September 13, 2008
There I am, a few moments ago, casually flicking through the small classified adverts section at the back of the satirical current affairs magazine, Private Eye.
I do this because I'm fascinated by the "Eye Need" section, where people leave truthful or otherwise reasons for desperately needing money - the amounts vary from plea to plea - followed by account numbers and sorting codes should any wealthy and disturbingly trusting philanthropist happen to be reading that day.
Not that I haven't thought of posting an ad there myself at times, mind, but I digress...
Also in the ads section is "Eye Contact", where the sort of contact messages you used to see in 1980s films appear, like this one: "ELIZABETH FAY: please call Terry Howard on 020 7793 1781." Yes, with the phone number, too.

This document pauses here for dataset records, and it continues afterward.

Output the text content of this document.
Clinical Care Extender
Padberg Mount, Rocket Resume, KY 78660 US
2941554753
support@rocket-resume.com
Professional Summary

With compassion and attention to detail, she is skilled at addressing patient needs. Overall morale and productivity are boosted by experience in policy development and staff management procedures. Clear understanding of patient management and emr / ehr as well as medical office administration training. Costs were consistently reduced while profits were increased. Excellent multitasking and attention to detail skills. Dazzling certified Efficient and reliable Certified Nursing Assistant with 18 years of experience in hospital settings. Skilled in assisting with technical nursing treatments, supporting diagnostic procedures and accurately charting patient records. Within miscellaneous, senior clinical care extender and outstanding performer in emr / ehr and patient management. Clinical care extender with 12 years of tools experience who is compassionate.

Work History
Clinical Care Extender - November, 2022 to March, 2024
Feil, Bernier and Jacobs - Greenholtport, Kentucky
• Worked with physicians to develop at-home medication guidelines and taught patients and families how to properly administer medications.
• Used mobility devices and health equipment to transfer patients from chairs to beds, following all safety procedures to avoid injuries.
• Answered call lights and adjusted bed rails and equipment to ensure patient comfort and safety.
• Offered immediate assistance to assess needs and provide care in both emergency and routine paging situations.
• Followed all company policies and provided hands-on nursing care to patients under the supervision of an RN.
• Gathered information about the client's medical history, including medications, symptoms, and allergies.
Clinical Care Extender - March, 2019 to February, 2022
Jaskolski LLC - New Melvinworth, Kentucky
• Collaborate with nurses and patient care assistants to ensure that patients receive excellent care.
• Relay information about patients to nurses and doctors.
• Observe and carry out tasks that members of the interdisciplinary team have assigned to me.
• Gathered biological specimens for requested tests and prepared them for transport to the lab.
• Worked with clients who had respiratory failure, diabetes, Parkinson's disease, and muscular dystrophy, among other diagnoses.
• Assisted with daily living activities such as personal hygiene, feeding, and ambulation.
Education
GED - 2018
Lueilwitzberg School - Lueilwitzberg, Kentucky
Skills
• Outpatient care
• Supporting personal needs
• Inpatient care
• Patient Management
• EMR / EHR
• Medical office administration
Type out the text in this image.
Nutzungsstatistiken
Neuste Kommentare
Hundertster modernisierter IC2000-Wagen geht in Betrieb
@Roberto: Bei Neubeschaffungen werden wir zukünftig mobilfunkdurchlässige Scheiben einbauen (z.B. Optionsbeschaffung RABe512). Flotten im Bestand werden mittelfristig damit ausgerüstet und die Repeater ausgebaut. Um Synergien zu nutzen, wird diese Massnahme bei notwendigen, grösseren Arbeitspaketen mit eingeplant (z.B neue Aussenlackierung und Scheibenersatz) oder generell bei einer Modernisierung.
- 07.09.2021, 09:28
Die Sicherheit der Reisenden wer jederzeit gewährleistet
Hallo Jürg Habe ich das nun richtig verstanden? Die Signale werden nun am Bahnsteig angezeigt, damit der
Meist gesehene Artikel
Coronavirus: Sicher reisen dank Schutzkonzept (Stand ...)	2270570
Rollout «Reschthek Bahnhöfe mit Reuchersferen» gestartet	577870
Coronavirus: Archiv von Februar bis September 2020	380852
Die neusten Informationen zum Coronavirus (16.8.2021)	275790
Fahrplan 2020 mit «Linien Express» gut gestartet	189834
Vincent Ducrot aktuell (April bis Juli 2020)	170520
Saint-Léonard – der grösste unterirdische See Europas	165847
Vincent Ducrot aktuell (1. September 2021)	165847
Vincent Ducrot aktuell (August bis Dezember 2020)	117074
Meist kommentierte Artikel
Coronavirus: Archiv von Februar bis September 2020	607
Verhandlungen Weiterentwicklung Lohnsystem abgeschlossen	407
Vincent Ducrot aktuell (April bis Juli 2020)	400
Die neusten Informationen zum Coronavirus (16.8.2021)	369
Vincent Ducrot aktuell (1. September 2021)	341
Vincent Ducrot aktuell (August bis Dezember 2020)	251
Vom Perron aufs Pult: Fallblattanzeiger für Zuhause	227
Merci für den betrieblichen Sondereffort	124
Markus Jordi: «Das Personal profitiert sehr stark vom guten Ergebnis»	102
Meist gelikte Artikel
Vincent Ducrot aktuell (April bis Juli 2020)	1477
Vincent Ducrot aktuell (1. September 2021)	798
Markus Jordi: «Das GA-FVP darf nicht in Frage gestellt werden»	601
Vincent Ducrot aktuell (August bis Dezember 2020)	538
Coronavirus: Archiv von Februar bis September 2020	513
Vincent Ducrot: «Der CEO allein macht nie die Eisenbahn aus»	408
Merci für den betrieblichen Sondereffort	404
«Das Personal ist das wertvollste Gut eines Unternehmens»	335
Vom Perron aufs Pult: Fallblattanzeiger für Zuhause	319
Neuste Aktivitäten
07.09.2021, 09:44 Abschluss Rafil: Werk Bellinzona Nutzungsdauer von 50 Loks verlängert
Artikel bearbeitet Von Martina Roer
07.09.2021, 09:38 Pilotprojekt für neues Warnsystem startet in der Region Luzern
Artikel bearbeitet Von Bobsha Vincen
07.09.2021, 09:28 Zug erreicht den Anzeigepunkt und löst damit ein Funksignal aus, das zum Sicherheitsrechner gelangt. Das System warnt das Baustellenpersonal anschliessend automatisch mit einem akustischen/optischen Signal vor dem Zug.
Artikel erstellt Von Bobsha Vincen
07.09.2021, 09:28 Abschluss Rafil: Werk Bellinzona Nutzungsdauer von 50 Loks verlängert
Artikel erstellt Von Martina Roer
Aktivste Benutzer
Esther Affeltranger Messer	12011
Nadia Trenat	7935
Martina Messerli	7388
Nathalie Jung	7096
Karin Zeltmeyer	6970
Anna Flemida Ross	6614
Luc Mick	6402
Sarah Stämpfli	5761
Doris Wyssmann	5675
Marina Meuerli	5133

In among the various "Eye..." subsections, you can hire a man to de-bug your offices, spy on a spouse, swap your London flat for a Portugese hillside villa, organise rehab, get a speech written, buy into a pirate radio franchise in South Africa, purchase yourself a lord or ladyship - or help a nutcase get freed from Broadmoor.
Yes - read that last one again.
Under "Eye Say" was the following:
"ATTEMPTED KIDNAPPING of Princess Anne, 1975. Startling revelations about this event. www.ianball.me.uk"
Go on, click it. You know you want to.
kendersrule
Pro

LMFAO!
Quality!
Oh please tell me //you// are Ian Ball?!